Both Scott and Teresa had already figured out that puppy Johnnie was involved because there was a shattered coffee cup on the tile floor, plus they’d heard doggie paws scampering away on that same floor, and – most incriminating of all – that dooooog was no longer present.
“Um,” Scott stated confidently. “Well . . . um . . . he might be . . . “
“He most certainly is not!” Certain looks and voice tones from Murdoch Lancer were formidable enough to be registered as lethal weapons, and he was employing both right now. “Stop defending your brother, Scott! It’s about time he owned up to some of the mischief that dog of his has been causing around here!”

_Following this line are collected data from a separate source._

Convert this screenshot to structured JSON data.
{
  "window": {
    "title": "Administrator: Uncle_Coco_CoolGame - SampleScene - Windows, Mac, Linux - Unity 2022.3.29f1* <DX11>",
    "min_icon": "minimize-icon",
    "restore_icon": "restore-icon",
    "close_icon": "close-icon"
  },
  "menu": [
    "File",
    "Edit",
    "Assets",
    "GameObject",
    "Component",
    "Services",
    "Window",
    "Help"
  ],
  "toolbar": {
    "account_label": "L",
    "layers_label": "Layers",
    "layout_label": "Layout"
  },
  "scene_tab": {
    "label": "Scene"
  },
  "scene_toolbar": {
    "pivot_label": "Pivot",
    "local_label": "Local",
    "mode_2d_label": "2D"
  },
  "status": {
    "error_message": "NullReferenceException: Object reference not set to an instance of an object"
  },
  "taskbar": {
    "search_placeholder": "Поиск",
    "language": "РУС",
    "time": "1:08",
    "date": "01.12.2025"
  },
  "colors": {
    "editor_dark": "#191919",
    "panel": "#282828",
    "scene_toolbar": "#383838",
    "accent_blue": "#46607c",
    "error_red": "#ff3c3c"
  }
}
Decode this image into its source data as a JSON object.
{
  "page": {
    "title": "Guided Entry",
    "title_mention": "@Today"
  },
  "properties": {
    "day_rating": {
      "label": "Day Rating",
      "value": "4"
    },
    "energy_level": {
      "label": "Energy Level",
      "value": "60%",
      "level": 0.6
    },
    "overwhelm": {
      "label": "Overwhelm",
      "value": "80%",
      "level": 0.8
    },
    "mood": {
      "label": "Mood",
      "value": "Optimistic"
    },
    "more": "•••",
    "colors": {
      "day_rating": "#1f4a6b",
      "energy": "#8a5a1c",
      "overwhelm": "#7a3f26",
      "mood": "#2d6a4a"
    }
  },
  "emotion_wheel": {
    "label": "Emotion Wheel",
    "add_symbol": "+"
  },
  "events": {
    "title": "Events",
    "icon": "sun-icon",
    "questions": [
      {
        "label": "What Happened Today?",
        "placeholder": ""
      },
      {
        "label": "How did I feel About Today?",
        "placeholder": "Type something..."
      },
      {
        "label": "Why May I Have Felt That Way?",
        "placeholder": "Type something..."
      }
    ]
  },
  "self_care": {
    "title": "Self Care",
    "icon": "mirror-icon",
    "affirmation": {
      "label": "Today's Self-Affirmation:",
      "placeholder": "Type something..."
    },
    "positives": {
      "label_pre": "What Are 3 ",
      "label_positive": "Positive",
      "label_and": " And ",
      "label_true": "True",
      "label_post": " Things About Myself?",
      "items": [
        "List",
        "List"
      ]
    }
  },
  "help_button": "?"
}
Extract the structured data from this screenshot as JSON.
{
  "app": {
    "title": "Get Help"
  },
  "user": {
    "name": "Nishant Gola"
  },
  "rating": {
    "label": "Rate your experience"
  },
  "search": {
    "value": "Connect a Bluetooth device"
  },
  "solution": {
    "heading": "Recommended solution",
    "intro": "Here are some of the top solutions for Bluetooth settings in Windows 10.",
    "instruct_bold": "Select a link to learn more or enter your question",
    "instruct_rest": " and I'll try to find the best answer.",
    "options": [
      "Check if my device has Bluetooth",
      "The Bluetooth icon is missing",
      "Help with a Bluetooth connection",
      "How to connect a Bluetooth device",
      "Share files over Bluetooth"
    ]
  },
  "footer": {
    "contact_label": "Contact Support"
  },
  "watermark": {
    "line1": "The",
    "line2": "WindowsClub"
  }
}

“It’s just a coffee cup. Sir.”
“I’ll clean it up,” Teresa gamely volunteered, as she began picking up the pieces.
“You will not! And you, young lady, can stop defending him as well! JOHNNY!!! Get in here right now and clean up this mess!” The volume of Murdoch’s voice caused both Scott and Teresa to cringe. Stay away, Johnny, wherever you are, they both thought.
But Johnny did not stay away. (Although his dog certainly knew better.) Johnny appeared from the kitchen, self-assuredly walked right up to his father, looked him in the eye, and very assertively said right to his face, “Uh . . .”
“Look at this mess, Johnny! The latest in a long line of problems that dog of yours has caused!”
“Well . . . he is still just a pup . . .”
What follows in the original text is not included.